Went to my "LFS" to pick up a few necessities and spotted these two damsels in distress.[url=http://www.aquariumforum.com/gallery/showphoto.php?photo=12561&ppuser=10740][/url]Last two Ladies on the shelf. $.99 ea.


----------



## Rob72 (Apr 2, 2011)

cool, whats your plans for them good for you for saving them


----------



## piklmike (Jul 14, 2011)

I hadn't planned on starting up a Betta project but I have a few hexagon aquariums I'm not using, maybe I'll wrap thrm around the biggest one. I was going to put these two in a 5g hex, till I read "at least four females,"which to me means at least a 10g.Anywho I don't have any definite plans for them yet.And by the way, 9AM this day and the B Girls are doing great. I must have done somthing wrong with Lazarus, I thought for three days he wasn't going to make it.

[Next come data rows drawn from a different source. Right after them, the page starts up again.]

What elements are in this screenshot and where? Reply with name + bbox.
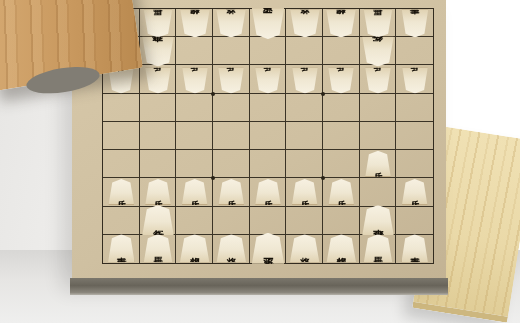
piece-pawn-9g[interactable]: 歩兵 [108,179,134,205]
board-square[interactable] [213,122,250,150]
hoshi-dot [211,176,215,180]
piece-pawn-2c[interactable]: 歩兵 [365,67,391,93]
board-square[interactable] [396,207,433,235]
piece-knight-8a[interactable]: 桂馬 [144,10,173,38]
piece-pawn-3g[interactable]: 歩兵 [328,179,354,205]
piece-pawn-8g[interactable]: 歩兵 [145,179,171,205]
board-square[interactable] [176,122,213,150]
piece-silver-3i[interactable]: 銀将 [326,234,356,262]
piece-gold-4i[interactable]: 金将 [290,234,320,262]
board-square[interactable] [286,37,323,65]
piece-silver-7i[interactable]: 銀将 [180,234,210,262]
board-square[interactable] [360,178,397,206]
piece-king-5i[interactable]: 王将 [252,233,285,264]
board-square[interactable] [360,94,397,122]
board-square[interactable] [396,150,433,178]
board-square[interactable] [103,150,140,178]
board-square[interactable] [176,207,213,235]
hoshi-dot [321,92,325,96]
piece-bishop-8h[interactable]: 角行 [142,205,174,235]
board-square[interactable] [176,150,213,178]
board-square[interactable] [213,150,250,178]
piece-knight-8i[interactable]: 桂馬 [144,234,173,262]
board-square[interactable] [286,122,323,150]
board-square[interactable] [396,122,433,150]
board-square[interactable] [396,37,433,65]
board-square[interactable] [250,207,287,235]
piece-knight-2a[interactable]: 桂馬 [364,10,393,38]
piece-lance-9i[interactable]: 香車 [108,234,135,262]
board-square[interactable] [286,207,323,235]
piece-pawn-2f[interactable]: 歩兵 [365,151,391,177]
piece-pawn-8c[interactable]: 歩兵 [145,67,171,93]
board-square[interactable] [213,207,250,235]
piece-pawn-5g[interactable]: 歩兵 [255,179,281,205]
board-square[interactable] [250,150,287,178]
hoshi-dot [211,92,215,96]
piece-king-5a[interactable]: 玉将 [252,8,285,39]
board-square[interactable] [213,37,250,65]
piece-pawn-7g[interactable]: 歩兵 [182,179,208,205]
board-square[interactable] [323,207,360,235]
piece-pawn-5c[interactable]: 歩兵 [255,67,281,93]
board-square[interactable] [323,122,360,150]
piece-gold-6i[interactable]: 金将 [216,234,246,262]
hoshi-dot [321,176,325,180]
board-grid: 香車桂馬銀将金将玉将金将銀将桂馬香車飛車角行歩兵歩兵歩兵歩兵歩兵歩兵歩兵歩兵歩兵… [102,8,434,264]
board-square[interactable] [103,207,140,235]
board-square[interactable] [323,94,360,122]
board-side-edge [70,278,448,295]
board-square[interactable] [286,150,323,178]
board-square[interactable] [286,94,323,122]
board-square[interactable] [213,94,250,122]
board-square[interactable] [323,150,360,178]
board-square[interactable] [250,37,287,65]
piece-rook-2h[interactable]: 飛車 [362,205,394,235]
piece-knight-2i[interactable]: 桂馬 [364,234,393,262]
board-square[interactable] [103,122,140,150]
board-square[interactable] [323,37,360,65]
board-square[interactable] [176,37,213,65]
board-square[interactable] [250,122,287,150]
board-square[interactable] [103,94,140,122]
board-square[interactable] [360,122,397,150]
board-square[interactable] [176,94,213,122]
board-square[interactable] [140,94,177,122]
piece-pawn-6g[interactable]: 歩兵 [218,179,244,205]
board-square[interactable] [140,150,177,178]
board-square[interactable] [140,122,177,150]
piece-pawn-4g[interactable]: 歩兵 [292,179,318,205]
piece-lance-1i[interactable]: 香車 [401,234,428,262]
board-square[interactable] [396,94,433,122]
board-square[interactable] [250,94,287,122]
piece-pawn-1g[interactable]: 歩兵 [402,179,428,205]
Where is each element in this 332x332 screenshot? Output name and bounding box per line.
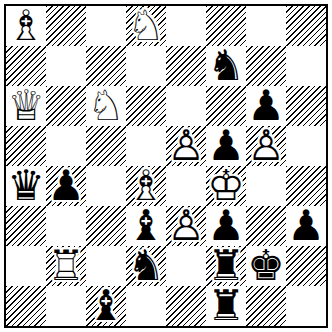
piece-black-knight: ♞ bbox=[126, 246, 166, 286]
square-d3[interactable]: ♝♝ bbox=[126, 206, 166, 246]
square-f4[interactable]: ♚♔ bbox=[206, 166, 246, 206]
square-a6[interactable]: ♛♕ bbox=[6, 86, 46, 126]
piece-black-pawn: ♟ bbox=[246, 86, 286, 126]
piece-halo: ♛ bbox=[6, 166, 46, 206]
piece-white-pawn: ♙ bbox=[166, 206, 206, 246]
square-g1[interactable] bbox=[246, 286, 286, 326]
square-c7[interactable] bbox=[86, 46, 126, 86]
square-h7[interactable] bbox=[286, 46, 326, 86]
piece-white-queen: ♕ bbox=[6, 86, 46, 126]
piece-black-pawn: ♟ bbox=[206, 206, 246, 246]
piece-halo: ♟ bbox=[246, 86, 286, 126]
square-d4[interactable]: ♝♗ bbox=[126, 166, 166, 206]
square-g4[interactable] bbox=[246, 166, 286, 206]
piece-black-pawn: ♟ bbox=[286, 206, 326, 246]
piece-halo: ♟ bbox=[46, 166, 86, 206]
piece-halo: ♟ bbox=[166, 206, 206, 246]
square-e2[interactable] bbox=[166, 246, 206, 286]
square-g8[interactable] bbox=[246, 6, 286, 46]
square-h1[interactable] bbox=[286, 286, 326, 326]
square-a3[interactable] bbox=[6, 206, 46, 246]
piece-halo: ♞ bbox=[206, 46, 246, 86]
square-h8[interactable] bbox=[286, 6, 326, 46]
piece-black-king: ♚ bbox=[246, 246, 286, 286]
chess-diagram-page: ♝♗♞♘♞♞♛♕♞♘♟♟♟♙♟♟♟♙♛♛♟♟♝♗♚♔♝♝♟♙♟♟♟♟♜♖♞♞♜♜… bbox=[0, 0, 332, 332]
square-a1[interactable] bbox=[6, 286, 46, 326]
square-b1[interactable] bbox=[46, 286, 86, 326]
square-a5[interactable] bbox=[6, 126, 46, 166]
piece-halo: ♞ bbox=[86, 86, 126, 126]
square-f1[interactable]: ♜♜ bbox=[206, 286, 246, 326]
piece-white-bishop: ♗ bbox=[6, 6, 46, 46]
square-b6[interactable] bbox=[46, 86, 86, 126]
piece-black-pawn: ♟ bbox=[46, 166, 86, 206]
piece-white-king: ♔ bbox=[206, 166, 246, 206]
piece-halo: ♜ bbox=[206, 246, 246, 286]
square-d1[interactable] bbox=[126, 286, 166, 326]
piece-white-rook: ♖ bbox=[46, 246, 86, 286]
piece-white-pawn: ♙ bbox=[246, 126, 286, 166]
piece-halo: ♟ bbox=[206, 206, 246, 246]
square-h3[interactable]: ♟♟ bbox=[286, 206, 326, 246]
piece-halo: ♝ bbox=[86, 286, 126, 326]
square-e4[interactable] bbox=[166, 166, 206, 206]
square-f8[interactable] bbox=[206, 6, 246, 46]
square-e6[interactable] bbox=[166, 86, 206, 126]
square-d8[interactable]: ♞♘ bbox=[126, 6, 166, 46]
square-a8[interactable]: ♝♗ bbox=[6, 6, 46, 46]
square-f6[interactable] bbox=[206, 86, 246, 126]
piece-white-knight: ♘ bbox=[86, 86, 126, 126]
piece-halo: ♛ bbox=[6, 86, 46, 126]
square-g2[interactable]: ♚♚ bbox=[246, 246, 286, 286]
square-f5[interactable]: ♟♟ bbox=[206, 126, 246, 166]
square-e1[interactable] bbox=[166, 286, 206, 326]
piece-halo: ♝ bbox=[6, 6, 46, 46]
square-c8[interactable] bbox=[86, 6, 126, 46]
piece-black-pawn: ♟ bbox=[206, 126, 246, 166]
piece-halo: ♚ bbox=[246, 246, 286, 286]
square-a7[interactable] bbox=[6, 46, 46, 86]
square-c6[interactable]: ♞♘ bbox=[86, 86, 126, 126]
square-f7[interactable]: ♞♞ bbox=[206, 46, 246, 86]
piece-halo: ♝ bbox=[126, 166, 166, 206]
square-e7[interactable] bbox=[166, 46, 206, 86]
square-b3[interactable] bbox=[46, 206, 86, 246]
square-e3[interactable]: ♟♙ bbox=[166, 206, 206, 246]
square-b4[interactable]: ♟♟ bbox=[46, 166, 86, 206]
piece-black-bishop: ♝ bbox=[126, 206, 166, 246]
chess-board: ♝♗♞♘♞♞♛♕♞♘♟♟♟♙♟♟♟♙♛♛♟♟♝♗♚♔♝♝♟♙♟♟♟♟♜♖♞♞♜♜… bbox=[6, 6, 326, 326]
square-f3[interactable]: ♟♟ bbox=[206, 206, 246, 246]
square-h5[interactable] bbox=[286, 126, 326, 166]
piece-black-queen: ♛ bbox=[6, 166, 46, 206]
piece-white-bishop: ♗ bbox=[126, 166, 166, 206]
piece-halo: ♜ bbox=[206, 286, 246, 326]
square-h6[interactable] bbox=[286, 86, 326, 126]
piece-halo: ♚ bbox=[206, 166, 246, 206]
square-g7[interactable] bbox=[246, 46, 286, 86]
square-d2[interactable]: ♞♞ bbox=[126, 246, 166, 286]
square-a4[interactable]: ♛♛ bbox=[6, 166, 46, 206]
piece-white-pawn: ♙ bbox=[166, 126, 206, 166]
square-b7[interactable] bbox=[46, 46, 86, 86]
square-b8[interactable] bbox=[46, 6, 86, 46]
square-g3[interactable] bbox=[246, 206, 286, 246]
square-c4[interactable] bbox=[86, 166, 126, 206]
square-b5[interactable] bbox=[46, 126, 86, 166]
piece-black-rook: ♜ bbox=[206, 286, 246, 326]
piece-halo: ♝ bbox=[126, 206, 166, 246]
square-c2[interactable] bbox=[86, 246, 126, 286]
square-b2[interactable]: ♜♖ bbox=[46, 246, 86, 286]
square-g5[interactable]: ♟♙ bbox=[246, 126, 286, 166]
square-h2[interactable] bbox=[286, 246, 326, 286]
square-f2[interactable]: ♜♜ bbox=[206, 246, 246, 286]
square-d6[interactable] bbox=[126, 86, 166, 126]
piece-halo: ♜ bbox=[46, 246, 86, 286]
piece-black-bishop: ♝ bbox=[86, 286, 126, 326]
square-h4[interactable] bbox=[286, 166, 326, 206]
square-d5[interactable] bbox=[126, 126, 166, 166]
square-c3[interactable] bbox=[86, 206, 126, 246]
piece-halo: ♞ bbox=[126, 6, 166, 46]
piece-white-knight: ♘ bbox=[126, 6, 166, 46]
piece-halo: ♟ bbox=[206, 126, 246, 166]
piece-halo: ♟ bbox=[166, 126, 206, 166]
piece-halo: ♟ bbox=[286, 206, 326, 246]
square-a2[interactable] bbox=[6, 246, 46, 286]
square-g6[interactable]: ♟♟ bbox=[246, 86, 286, 126]
piece-halo: ♞ bbox=[126, 246, 166, 286]
board-frame: ♝♗♞♘♞♞♛♕♞♘♟♟♟♙♟♟♟♙♛♛♟♟♝♗♚♔♝♝♟♙♟♟♟♟♜♖♞♞♜♜… bbox=[4, 4, 328, 328]
square-e5[interactable]: ♟♙ bbox=[166, 126, 206, 166]
square-e8[interactable] bbox=[166, 6, 206, 46]
piece-halo: ♟ bbox=[246, 126, 286, 166]
square-d7[interactable] bbox=[126, 46, 166, 86]
piece-black-rook: ♜ bbox=[206, 246, 246, 286]
square-c1[interactable]: ♝♝ bbox=[86, 286, 126, 326]
square-c5[interactable] bbox=[86, 126, 126, 166]
piece-black-knight: ♞ bbox=[206, 46, 246, 86]
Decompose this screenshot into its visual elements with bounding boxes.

He seem to have taken a fancy to the lady on the left side.


----------



## Gizmo-The-Betta-Lady (Dec 3, 2011)

They are absolutely beautiful.  Good luck with your girls!


----------



## z1200 (Jan 26, 2012)

Look just like my little female!


----------



## Summer (Oct 3, 2011)

pretty!


----------



## piklmike (Jul 14, 2011)

sadly I lost one of the B GIRLS a few days ago. The other girl is doing great. I will post pics when I can! She has started changing colors in her tail and fins!


----------



## ShrimpDiver (Sep 28, 2011)

I love the one with a red fins and green iridescence. And sorry that, that happened.


----------